Trapping the jumping beans

“Sometimes I have to let go and mother myself, kiss the hurts away. Tell myself that sometimes bad things just happen. But writing about it helps a lot, it scrapes it out of the dark corner, holds it up to the light and somehow heals the wound. It borders on miraculous.”

I have no idea who wrote these words. If any of y’all know, will you tell me? This quote spoke to me, though, at some point, because I wrote it down, and today as I cleared off my desk I found it. Scrawled on a scrap of paper and placed in my “I’ll get to this later” pile, the quote has lingered, waiting for me to get to it. How very patient.

I’m pretty sure I didn’t write it (although I wish I had). Perhaps it spoke to me because of the idea of having to mother myself. Being a motherless daughter, I don’t often think about mothering myself, and yet I do. Making myself go to bed when instead I want to stay up all night reading my current favorite book. Being diligent about pulling that load of shirts out of the dryer and hanging them up instead of letting them sit indefinitely in a wrinkled heap. Wiping up the spills on the stove top now, not later, before they’ve hardened into an indeterminate glob of laminated goo.

In the early days of navigating life without my sweet mama, I actively avoided any mothering that might come my way. That hole in my heart was too new, too raw to allow anyone else to even attempt to approximate any of the things my mom did. Seven years later, I still eschew any overt mothering. Somewhere along the way, though, I must have started mothering myself a bit. I certainly don’t hold out any hope that the hurts can really be kissed away, although I do tell myself often that bad things just happen. Telling myself that doesn’t help my innate desire to question, to wonder about the reason, or to pick things apart in a futile effort to figure them out. Sometimes it just is.

Writing about the things, whether the bad things or the confounding things, does help. Perhaps that’s the line that most spoke to me in the above quote. Perhaps that’s the reason I jotted the quote on a scrap of paper and put it in the pile on my desk. I’m a big believer in writing as healing, which I why I sit in front of my computer, keyboard clacking away as the words fill the screen. For me, just getting the words out of my head and the thoughts onto the screen is therapeutic.

Writing about the good stuff and the funny stuff is important, but writing about the bad stuff is even more so. Like the mothering I inevitably do for myself, writing about the bad stuff helps make it better. Somehow it purges the toxic stuff from my soul and helps filter the insomnia-inducing worries that blanket me after the lights go out and the house is quiet. No matter how much distance I try to put between myself and the cancer “experience,” those worries return. Sometimes it’s the fleeting thoughts before a routine oncology visit, and sometimes it’s a more concrete feeling. Sometimes it’s a visceral assault, like the smell of the hospital that fills my senses when I’m just visiting. Sometimes it’s a random trigger that takes me back to the heat of the battle. Regardless of the form or the impetus, the worries remain. Hence the need to write.
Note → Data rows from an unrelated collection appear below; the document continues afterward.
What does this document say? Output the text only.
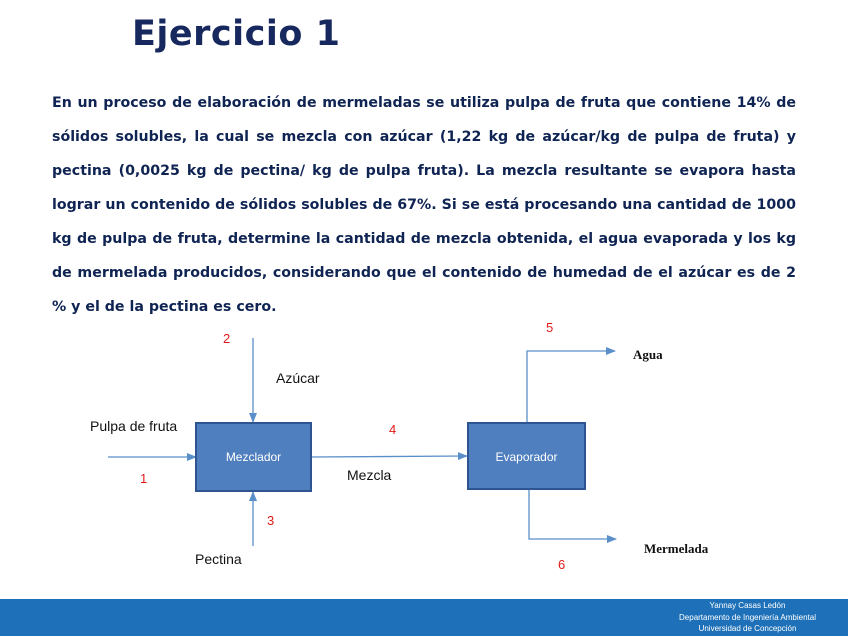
Ejercicio 1

En un proceso de elaboración de mermeladas se utiliza pulpa de fruta que contiene 14% de sólidos solubles, la cual se mezcla con azúcar (1,22 kg de azúcar/kg de pulpa de fruta) y pectina (0,0025 kg de pectina/ kg de pulpa fruta). La mezcla resultante se evapora hasta lograr un contenido de sólidos solubles de 67%. Si se está procesando una cantidad de 1000 kg de pulpa de fruta, determine la cantidad de mezcla obtenida, el agua evaporada y los kg de mermelada producidos, considerando que el contenido de humedad de el azúcar es de 2 % y el de la pectina es cero.

Mezclador	Evaporador
1
2
3
4
5
6
Pulpa de fruta
Azúcar
Pectina
Mezcla
Agua
Mermelada
Yannay Casas Ledón
Departamento de Ingeniería Ambiental
Universidad de Concepción
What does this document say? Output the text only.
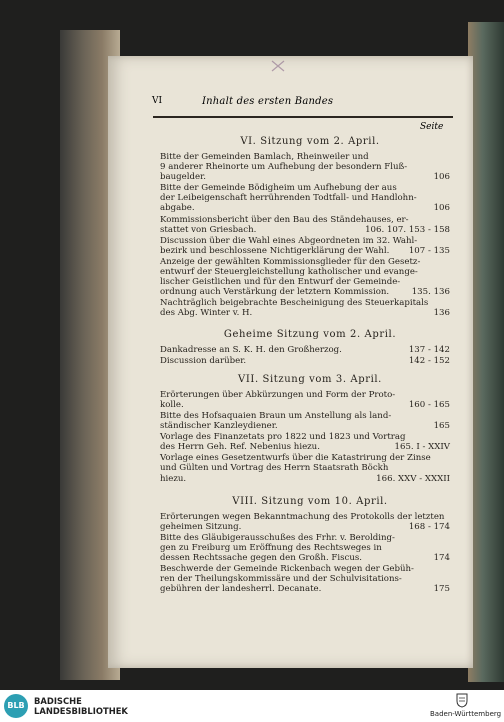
VI	Inhalt des ersten Bandes
Seite
VI. Sitzung vom 2. April.
Bitte der Gemeinden Bamlach, Rheinweiler und
9 anderer Rheinorte um Aufhebung der besondern Fluß-
baugelder.	106
Bitte der Gemeinde Bödigheim um Aufhebung der aus
der Leibeigenschaft herrührenden Todtfall- und Handlohn-
abgabe.	106
Kommissionsbericht über den Bau des Ständehauses, er-
stattet von Griesbach.	106. 107. 153 - 158
Discussion über die Wahl eines Abgeordneten im 32. Wahl-
bezirk und beschlossene Nichtigerklärung der Wahl.	107 - 135
Anzeige der gewählten Kommissionsglieder für den Gesetz-
entwurf der Steuergleichstellung katholischer und evange-
lischer Geistlichen und für den Entwurf der Gemeinde-
ordnung auch Verstärkung der letztern Kommission.	135. 136
Nachträglich beigebrachte Bescheinigung des Steuerkapitals
des Abg. Winter v. H.	136
Geheime Sitzung vom 2. April.
Dankadresse an S. K. H. den Großherzog.	137 - 142
Discussion darüber.	142 - 152
VII. Sitzung vom 3. April.
Erörterungen über Abkürzungen und Form der Proto-
kolle.	160 - 165
Bitte des Hofsaquaien Braun um Anstellung als land-
ständischer Kanzleydiener.	165
Vorlage des Finanzetats pro 1822 und 1823 und Vortrag
des Herrn Geh. Ref. Nebenius hiezu.	165. I - XXIV
Vorlage eines Gesetzentwurfs über die Katastrirung der Zinse
und Gülten und Vortrag des Herrn Staatsrath Böckh
hiezu.	166. XXV - XXXII
VIII. Sitzung vom 10. April.
Erörterungen wegen Bekanntmachung des Protokolls der letzten
geheimen Sitzung.	168 - 174
Bitte des Gläubigerausschußes des Frhr. v. Berolding-
gen zu Freiburg um Eröffnung des Rechtsweges in
dessen Rechtssache gegen den Großh. Fiscus.	174
Beschwerde der Gemeinde Rickenbach wegen der Gebüh-
ren der Theilungskommissäre und der Schulvisitations-
gebühren der landesherrl. Decanate.	175
BLB	BADISCHE
LANDESBIBLIOTHEK	Baden-Württemberg
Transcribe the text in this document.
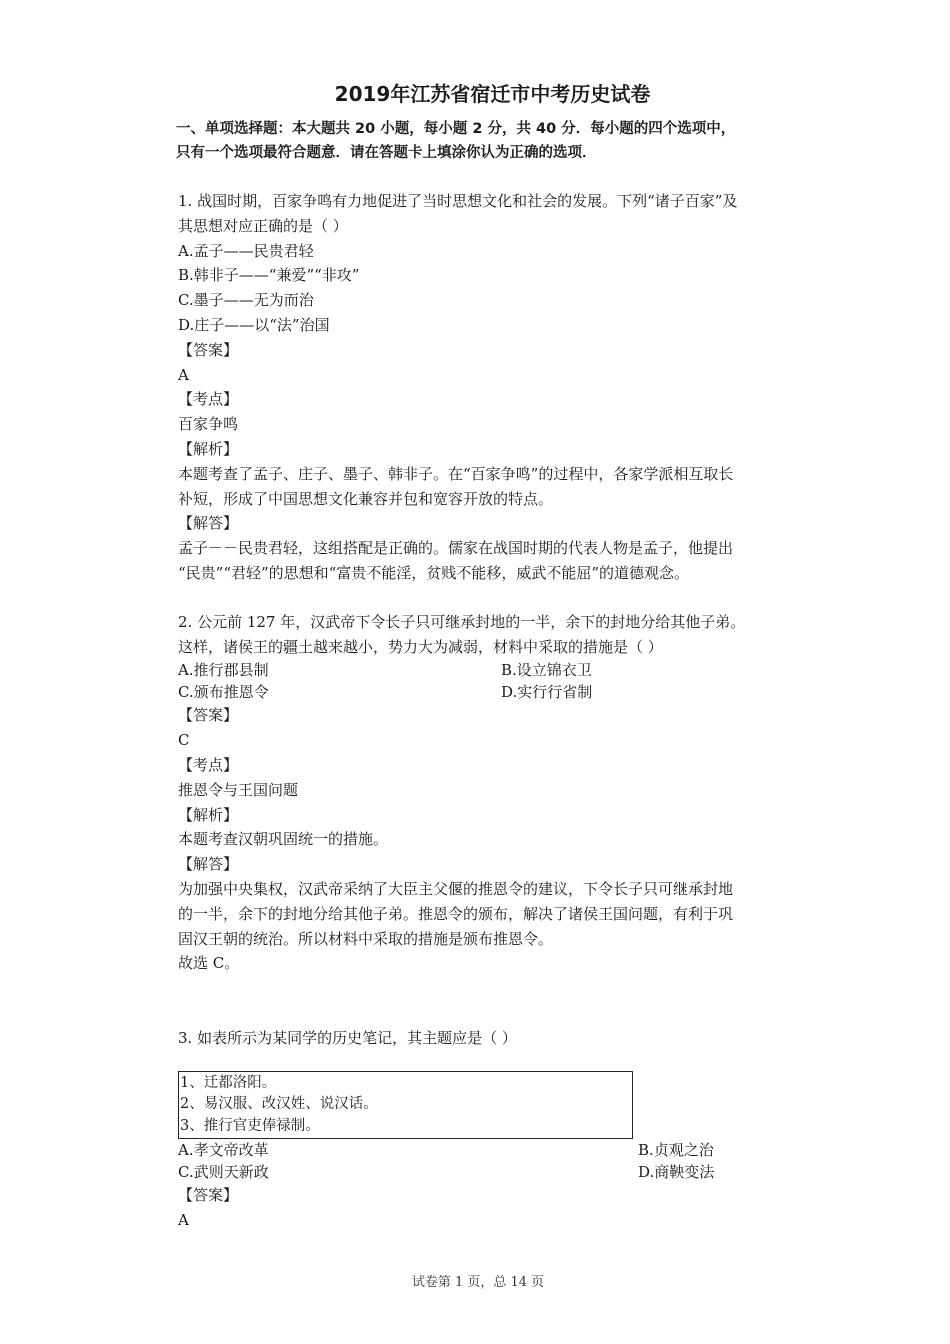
2019年江苏省宿迁市中考历史试卷
一、单项选择题：本大题共 20 小题，每小题 2 分，共 40 分．每小题的四个选项中，
只有一个选项最符合题意．请在答题卡上填涂你认为正确的选项．
1. 战国时期，百家争鸣有力地促进了当时思想文化和社会的发展。下列“诸子百家”及
其思想对应正确的是（ ）
A.孟子——民贵君轻
B.韩非子——“兼爱”“非攻”
C.墨子——无为而治
D.庄子——以“法”治国
【答案】
A
【考点】
百家争鸣
【解析】
本题考查了孟子、庄子、墨子、韩非子。在“百家争鸣”的过程中，各家学派相互取长
补短，形成了中国思想文化兼容并包和宽容开放的特点。
【解答】
孟子－－民贵君轻，这组搭配是正确的。儒家在战国时期的代表人物是孟子，他提出
“民贵”“君轻”的思想和“富贵不能淫，贫贱不能移，威武不能屈”的道德观念。
2. 公元前 127 年，汉武帝下令长子只可继承封地的一半，余下的封地分给其他子弟。
这样，诸侯王的疆土越来越小，势力大为减弱，材料中采取的措施是（ ）
A.推行郡县制	B.设立锦衣卫
C.颁布推恩令	D.实行行省制
【答案】
C
【考点】
推恩令与王国问题
【解析】
本题考查汉朝巩固统一的措施。
【解答】
为加强中央集权，汉武帝采纳了大臣主父偃的推恩令的建议，下令长子只可继承封地
的一半，余下的封地分给其他子弟。推恩令的颁布，解决了诸侯王国问题，有利于巩
固汉王朝的统治。所以材料中采取的措施是颁布推恩令。
故选 C。
3. 如表所示为某同学的历史笔记，其主题应是（ ）
1、迁都洛阳。
2、易汉服、改汉姓、说汉话。
3、推行官吏俸禄制。
A.孝文帝改革	B.贞观之治
C.武则天新政	D.商鞅变法
【答案】
A
试卷第 1 页，总 14 页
Hence the need to read the stories of others who have walked this path. Ray Bradbury explained it perfectly:

“If you stuff yourself full of poems, essays, plays, stories, novels, films, comic strips, magazines, and music, you automatically explode every morning like Old Faithful. I have never had a dry spell in my life, mainly because I feed myself well, to the point of bursting. I wake early and hear my morning voices leaping around in my head like jumping beans. I get out of bed to trap them before they escape.”

Knowing that I can drown out the insomnia-inducing worries with the “morning voices” is sublime. It borders on miraculous.